Why do this? First of all – sometimes it can’t be helped. Things that are going on in our subconscious comes out in our writing. Secondly – it’s cathartic. It helps us make sense of events, personalities and confusion in our own worlds. Thirdly – and most importantly – it makes for great well-rounded antagonists or protagonists, depending on how people in our lives have treated us.
I received book 2 back from my editor a couple of weeks ago and her comments elicited so much emotion I started to cry (with happiness). She found conflict and motivation within my protagonist that I didn’t even know I had written. This is where our true-life events come out.
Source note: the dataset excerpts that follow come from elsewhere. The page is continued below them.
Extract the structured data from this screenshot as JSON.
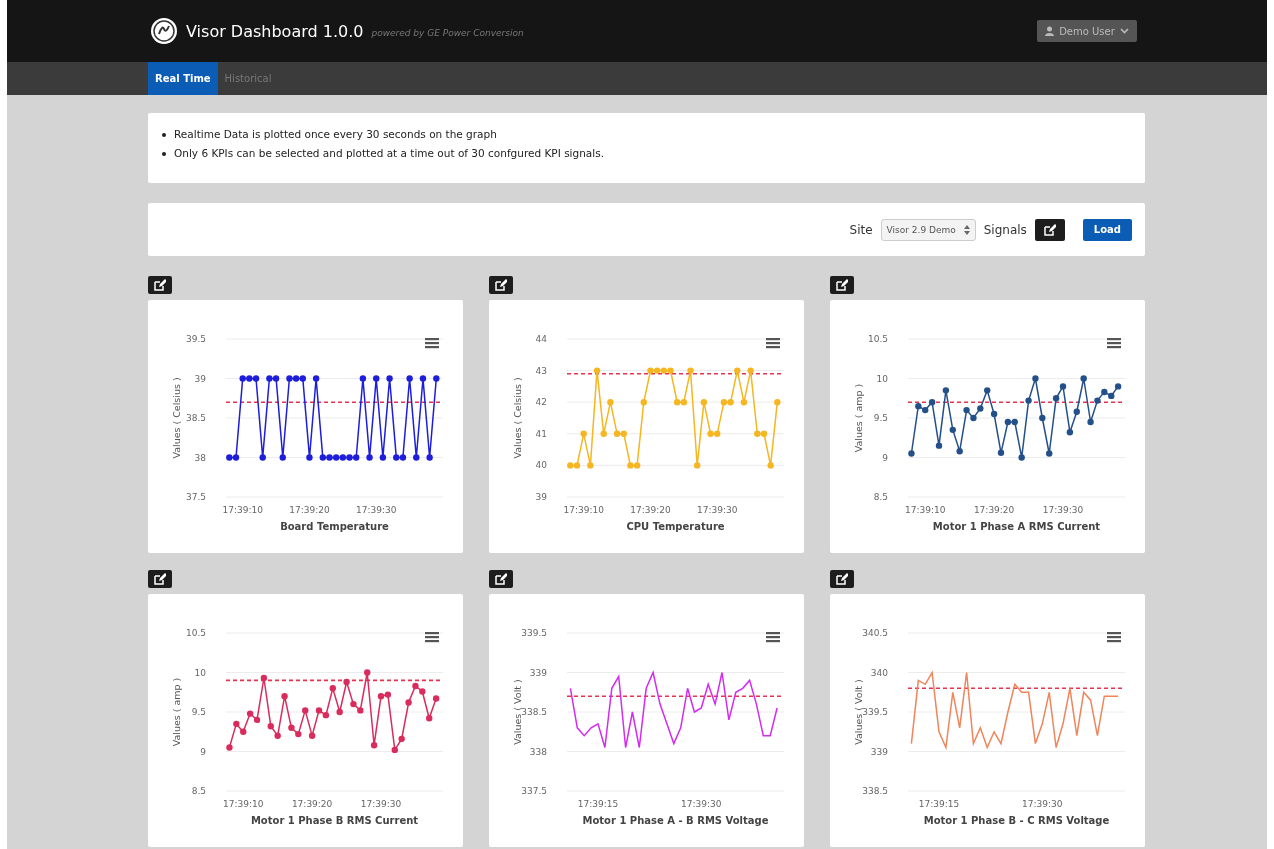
{
  "header": {
    "title": "Visor Dashboard 1.0.0",
    "subtitle": "powered by GE Power Conversion",
    "user": "Demo User"
  },
  "tabs": [
    {
      "label": "Real Time",
      "selected": true
    },
    {
      "label": "Historical",
      "selected": false
    }
  ],
  "notes": [
    "Realtime Data is plotted once every 30 seconds on the graph",
    "Only 6 KPIs can be selected and plotted at a time out of 30 confgured KPI signals."
  ],
  "toolbar": {
    "site_label": "Site",
    "site_value": "Visor 2.9 Demo",
    "signals_label": "Signals",
    "load_button": "Load"
  },
  "panels": [
    {
      "chart_data": {
        "type": "line",
        "title": "Board Temperature",
        "ylabel": "Values ( Celsius )",
        "grid": true,
        "categories": [
          null,
          null,
          "17:39:10",
          null,
          null,
          null,
          null,
          null,
          null,
          null,
          null,
          null,
          "17:39:20",
          null,
          null,
          null,
          null,
          null,
          null,
          null,
          null,
          null,
          "17:39:30",
          null,
          null,
          null,
          null,
          null,
          null,
          null,
          null,
          null
        ],
        "series": [
          {
            "color": "#1d1ddb",
            "marker": true,
            "values": [
              38,
              38,
              39,
              39,
              39,
              38,
              39,
              39,
              38,
              39,
              39,
              39,
              38,
              39,
              38,
              38,
              38,
              38,
              38,
              38,
              39,
              38,
              39,
              38,
              39,
              38,
              38,
              39,
              38,
              39,
              38,
              39
            ]
          }
        ],
        "ylim": [
          37.5,
          39.5
        ],
        "yticks": [
          37.5,
          38,
          38.5,
          39,
          39.5
        ],
        "ref_lines": [
          {
            "axis": "y",
            "value": 38.7,
            "color": "#e8304f"
          }
        ]
      }
    },
    {
      "chart_data": {
        "type": "line",
        "title": "CPU Temperature",
        "ylabel": "Values ( Celsius )",
        "grid": true,
        "categories": [
          null,
          null,
          "17:39:10",
          null,
          null,
          null,
          null,
          null,
          null,
          null,
          null,
          null,
          "17:39:20",
          null,
          null,
          null,
          null,
          null,
          null,
          null,
          null,
          null,
          "17:39:30",
          null,
          null,
          null,
          null,
          null,
          null,
          null,
          null,
          null
        ],
        "series": [
          {
            "color": "#f5b622",
            "marker": true,
            "values": [
              40,
              40,
              41,
              40,
              43,
              41,
              42,
              41,
              41,
              40,
              40,
              42,
              43,
              43,
              43,
              43,
              42,
              42,
              43,
              40,
              42,
              41,
              41,
              42,
              42,
              43,
              42,
              43,
              41,
              41,
              40,
              42
            ]
          }
        ],
        "ylim": [
          39,
          44
        ],
        "yticks": [
          39,
          40,
          41,
          42,
          43,
          44
        ],
        "ref_lines": [
          {
            "axis": "y",
            "value": 42.9,
            "color": "#e8304f"
          }
        ]
      }
    },
    {
      "chart_data": {
        "type": "line",
        "title": "Motor 1 Phase A RMS Current",
        "ylabel": "Values ( amp )",
        "grid": true,
        "categories": [
          null,
          null,
          "17:39:10",
          null,
          null,
          null,
          null,
          null,
          null,
          null,
          null,
          null,
          "17:39:20",
          null,
          null,
          null,
          null,
          null,
          null,
          null,
          null,
          null,
          "17:39:30",
          null,
          null,
          null,
          null,
          null,
          null,
          null,
          null
        ],
        "series": [
          {
            "color": "#24508a",
            "marker": true,
            "values": [
              9.05,
              9.65,
              9.6,
              9.7,
              9.15,
              9.85,
              9.35,
              9.08,
              9.6,
              9.5,
              9.62,
              9.85,
              9.55,
              9.06,
              9.45,
              9.45,
              9.0,
              9.72,
              10.0,
              9.5,
              9.05,
              9.75,
              9.9,
              9.32,
              9.58,
              10.0,
              9.45,
              9.72,
              9.83,
              9.78,
              9.9
            ]
          }
        ],
        "ylim": [
          8.5,
          10.5
        ],
        "yticks": [
          8.5,
          9,
          9.5,
          10,
          10.5
        ],
        "ref_lines": [
          {
            "axis": "y",
            "value": 9.7,
            "color": "#e8304f"
          }
        ]
      }
    },
    {
      "chart_data": {
        "type": "line",
        "title": "Motor 1 Phase B RMS Current",
        "ylabel": "Values ( amp )",
        "grid": true,
        "categories": [
          null,
          null,
          "17:39:10",
          null,
          null,
          null,
          null,
          null,
          null,
          null,
          null,
          null,
          "17:39:20",
          null,
          null,
          null,
          null,
          null,
          null,
          null,
          null,
          null,
          "17:39:30",
          null,
          null,
          null,
          null,
          null,
          null,
          null,
          null
        ],
        "series": [
          {
            "color": "#d92b5c",
            "marker": true,
            "values": [
              9.05,
              9.35,
              9.25,
              9.48,
              9.4,
              9.93,
              9.32,
              9.2,
              9.7,
              9.3,
              9.22,
              9.52,
              9.2,
              9.52,
              9.46,
              9.8,
              9.5,
              9.88,
              9.6,
              9.52,
              10.0,
              9.08,
              9.7,
              9.72,
              9.02,
              9.16,
              9.62,
              9.83,
              9.76,
              9.42,
              9.67
            ]
          }
        ],
        "ylim": [
          8.5,
          10.5
        ],
        "yticks": [
          8.5,
          9,
          9.5,
          10,
          10.5
        ],
        "ref_lines": [
          {
            "axis": "y",
            "value": 9.9,
            "color": "#e8304f"
          }
        ]
      }
    },
    {
      "chart_data": {
        "type": "line",
        "title": "Motor 1 Phase A - B RMS Voltage",
        "ylabel": "Values ( Volt )",
        "grid": true,
        "categories": [
          null,
          null,
          null,
          null,
          "17:39:15",
          null,
          null,
          null,
          null,
          null,
          null,
          null,
          null,
          null,
          null,
          null,
          null,
          null,
          null,
          "17:39:30",
          null,
          null,
          null,
          null,
          null,
          null,
          null,
          null,
          null,
          null,
          null
        ],
        "series": [
          {
            "color": "#d42bf0",
            "marker": false,
            "values": [
              338.8,
              338.3,
              338.2,
              338.3,
              338.35,
              338.05,
              338.8,
              338.95,
              338.05,
              338.5,
              338.05,
              338.8,
              339.0,
              338.6,
              338.35,
              338.1,
              338.3,
              338.8,
              338.5,
              338.55,
              338.85,
              338.6,
              339.0,
              338.4,
              338.75,
              338.8,
              338.9,
              338.6,
              338.2,
              338.2,
              338.55
            ]
          }
        ],
        "ylim": [
          337.5,
          339.5
        ],
        "yticks": [
          337.5,
          338,
          338.5,
          339,
          339.5
        ],
        "ref_lines": [
          {
            "axis": "y",
            "value": 338.7,
            "color": "#e8304f"
          }
        ]
      }
    },
    {
      "chart_data": {
        "type": "line",
        "title": "Motor 1 Phase B - C RMS Voltage",
        "ylabel": "Values ( Volt )",
        "grid": true,
        "categories": [
          null,
          null,
          null,
          null,
          "17:39:15",
          null,
          null,
          null,
          null,
          null,
          null,
          null,
          null,
          null,
          null,
          null,
          null,
          null,
          null,
          "17:39:30",
          null,
          null,
          null,
          null,
          null,
          null,
          null,
          null,
          null,
          null,
          null
        ],
        "series": [
          {
            "color": "#f0845a",
            "marker": false,
            "values": [
              339.1,
              339.9,
              339.85,
              340.0,
              339.25,
              339.05,
              339.75,
              339.3,
              340.0,
              339.1,
              339.3,
              339.05,
              339.25,
              339.1,
              339.5,
              339.85,
              339.75,
              339.75,
              339.1,
              339.35,
              339.75,
              339.05,
              339.35,
              339.8,
              339.2,
              339.75,
              339.65,
              339.2,
              339.7,
              339.7,
              339.7
            ]
          }
        ],
        "ylim": [
          338.5,
          340.5
        ],
        "yticks": [
          338.5,
          339,
          339.5,
          340,
          340.5
        ],
        "ref_lines": [
          {
            "axis": "y",
            "value": 339.8,
            "color": "#e8304f"
          }
        ]
      }
    }
  ]
}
We can completely fictionalize them and keep the gist or we can use actual events and what people have said to us, changing their names of course.
Everyone’s heard “you write what you know” which is true but we also write “who we know”. Therefore I encourage you to turn all of those wrongs in your past into rights. If you can’t change what happened or the hurt someone has caused you, use it in your book. Turn those meanies into antagonists. Turn their insanity and self-righteous, thoughtless behavior into the conflict your protagonist must overcome. Take the crazy words they have spoken to you, change them a little, and make it part of your antagonist’s dialogue. Not only will this make you feel so much better, it will lend authenticity to your characters. However it is important for your antagonist to believe that what they are doing (their motivation) is right, no matter how heinous it is. Otherwise they’ll read like a cartoon villain. Think of this as a way to process while staying true to your art form. And, it’s probably best not to tell the people who have wronged you that you’ve made them into bad guys in your books. You don’t want to be sued for liable or defamation of character.